Yes, there are other planes, and such creatures live there
—but what exact set of planes is available depends on who you ask
Officially, at least in most editions of D&D, the wider “multiverse” serves as an “over-setting” that all the other settings are embedded in. So not only are there other planes accessible from Krynn, they are the same planes accessible from Faerûn.
The whole “multiverse” thing doesn’t always make sense, however, and sometimes the claims about the worlds sharing a cosmology contradict what the material for those worlds has to say about their own cosmology. For example, the original description of Eberron included its own set of “other planes” in the form of moons, and indicated no connection to the cosmology that the Dungeon Master’s Guide described as applying to all worlds in D&D. For another example, the third edition descriptions of the Forgotten Realms described an alternative “World Tree” cosmology, nominally separate from the “Great Wheel” described by the Dungeon Master’s Guide for that edition, but then numerous FR books in that edition seemed to just forget about the World Tree entirely and just went with the typical Great Wheel planes, apparently without realizing the disconnect.

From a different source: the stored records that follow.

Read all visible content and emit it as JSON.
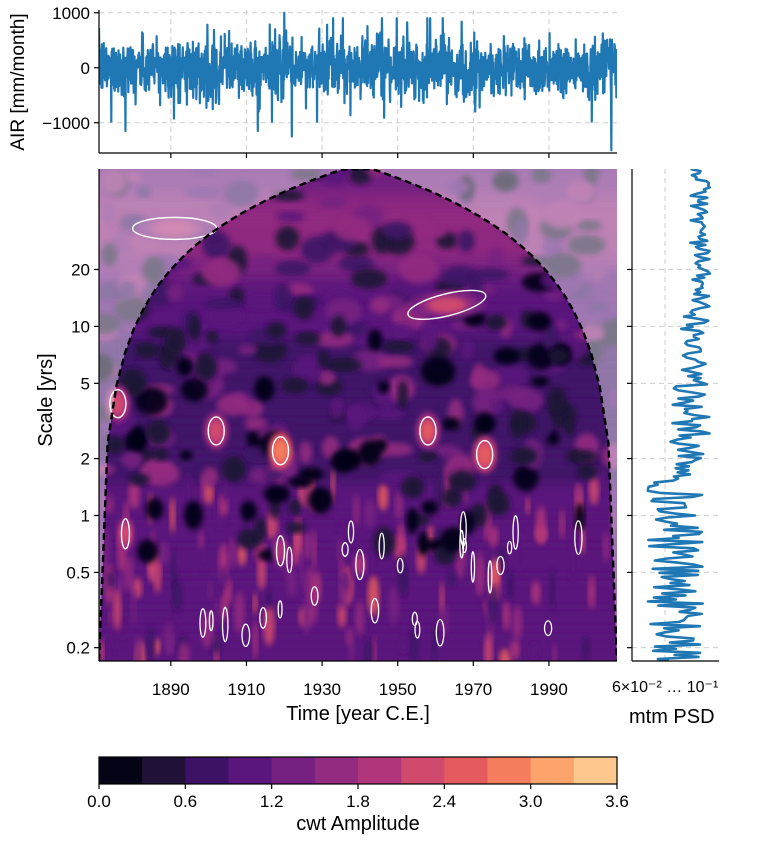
{
  "chart_data": [
    {
      "type": "line",
      "panel": "timeseries",
      "ylabel": "AIR [mm/month]",
      "y_ticks": [
        1000,
        0,
        -1000
      ],
      "y_tick_labels": [
        "1000",
        "0",
        "−1000"
      ],
      "ylim": [
        -1550,
        1050
      ],
      "xlim": [
        1871,
        2008
      ],
      "grid": true,
      "color": "#1f77b4",
      "series_summary": {
        "n_points": 1644,
        "typical_amplitude": 450,
        "max": 1000,
        "min": -1500
      },
      "notable_spikes": [
        {
          "x": 1878,
          "y": -1150
        },
        {
          "x": 1913,
          "y": -1150
        },
        {
          "x": 1920,
          "y": 1000
        },
        {
          "x": 1922,
          "y": -1250
        },
        {
          "x": 2006.5,
          "y": -1500
        }
      ]
    },
    {
      "type": "heatmap",
      "panel": "wavelet",
      "xlabel": "Time [year C.E.]",
      "ylabel": "Scale [yrs]",
      "x_ticks": [
        1890,
        1910,
        1930,
        1950,
        1970,
        1990
      ],
      "y_ticks": [
        20,
        10,
        5,
        2,
        1,
        0.5,
        0.2
      ],
      "y_tick_labels": [
        "20",
        "10",
        "5",
        "2",
        "1",
        "0.5",
        "0.2"
      ],
      "y_scale": "log",
      "xlim": [
        1871,
        2008
      ],
      "ylim": [
        0.17,
        68
      ],
      "cone_of_influence": {
        "style": "dashed",
        "color": "#000000",
        "peak_x": 1939.5
      },
      "significance_contours": {
        "color": "#ffffff"
      },
      "hotspots": [
        {
          "x": 1891,
          "scale": 33,
          "amp": 2.3
        },
        {
          "x": 1963,
          "scale": 13,
          "amp": 2.5
        },
        {
          "x": 1876,
          "scale": 3.9,
          "amp": 2.6
        },
        {
          "x": 1902,
          "scale": 2.8,
          "amp": 2.7
        },
        {
          "x": 1919,
          "scale": 2.2,
          "amp": 3.2
        },
        {
          "x": 1958,
          "scale": 2.8,
          "amp": 2.8
        },
        {
          "x": 1973,
          "scale": 2.1,
          "amp": 3.0
        },
        {
          "x": 1878,
          "scale": 0.8,
          "amp": 2.6
        },
        {
          "x": 1919,
          "scale": 0.65,
          "amp": 2.4
        },
        {
          "x": 1940,
          "scale": 0.55,
          "amp": 2.2
        }
      ]
    },
    {
      "type": "line",
      "panel": "psd",
      "xlabel": "mtm PSD",
      "x_scale": "log",
      "x_tick_label_text": "6×10⁻² ... 10⁻¹",
      "color": "#1f77b4",
      "grid": true,
      "shared_y_ticks": [
        20,
        10,
        5,
        2,
        1,
        0.5,
        0.2
      ]
    }
  ],
  "colorbar": {
    "label": "cwt Amplitude",
    "ticks": [
      0.0,
      0.6,
      1.2,
      1.8,
      2.4,
      3.0,
      3.6
    ],
    "tick_labels": [
      "0.0",
      "0.6",
      "1.2",
      "1.8",
      "2.4",
      "3.0",
      "3.6"
    ],
    "colors": [
      "#050417",
      "#1f1236",
      "#3d1266",
      "#5a167c",
      "#762181",
      "#932b80",
      "#b0357a",
      "#d04a6e",
      "#e45a5f",
      "#f37d5c",
      "#fca46b",
      "#fec78b",
      "#fde7a8"
    ]
  },
  "psd_tick_text": "6×10⁻² … 10⁻¹"
}
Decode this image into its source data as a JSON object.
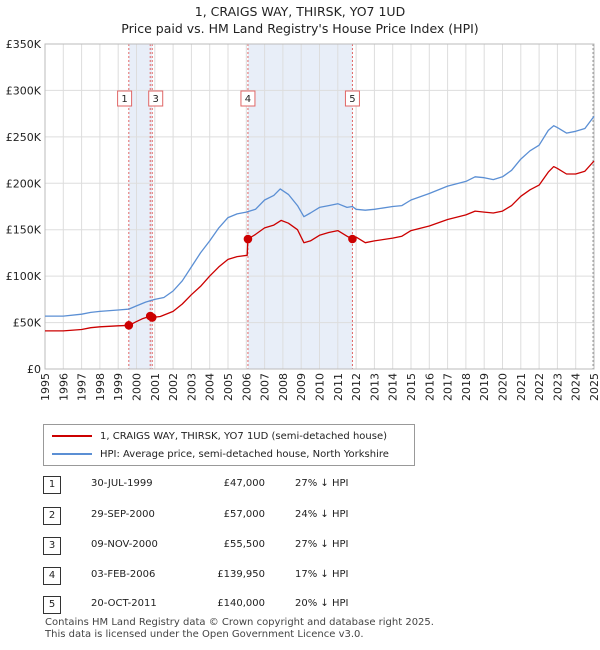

The latest edition of D&D, fifth, explicitly states that all worlds are part of the same multiverse—explicitly naming Mystara as an example, which is a world that hasn’t had new D&D material in decades, and whose cosmology predates, and is wildly incompatible with, the “Great Wheel” cosmology used since. They haven’t explained how that one would work. They also named Eberron—and then in Eberron: Rising from the Last War, they ret-conned Eberron’s moons as being separate from the planes and never bother to explain how on earth Eberron’s environment could possibly remain the same with this new potential extraplanar influence (hint: it makes no sense, a ton of the plot in Eberron revolves around the lack of the usual planes, since the planes are related to the gods and the afterlife, two things Eberron does very differently from most D&D worlds).
So, officially, as described in D&D sources that aren’t necessarily related to Dragonlance specifically, Krynn is just another world within the Great Wheel, and has access to the same planes as all the others. Since those planes include the heavens and the hells, they include angels and demons.
Within its own descriptions, at least in third edition (the last time it got its own D&D material),¹ Krynn has a unique cosmology that focuses on the “Dome of Creation,” the “Hidden Vale,” and the “Abyss.” This last entry is particularly confusing, since it has the same name as a Great Wheel plane, and “is also known as” Baator, the name of another Great Wheel plane that is very much not the Abyss. And Dragonlance’s Abyss is not like either of the Great Wheel’s planes whose names it shares. Anyway, devils and demons and more evil besides are found there. The Dome of Creation has angels and other celestials.
So either way, yes, there are other planes, and there are angels and demons and devils. But there are still a lot of questions.
- Wizards of the Coast had plans for more Dragonlance material, but the original authors of Dragonlance have also sued them about that. I’m not sure of the current status of those plans or that lawsuit.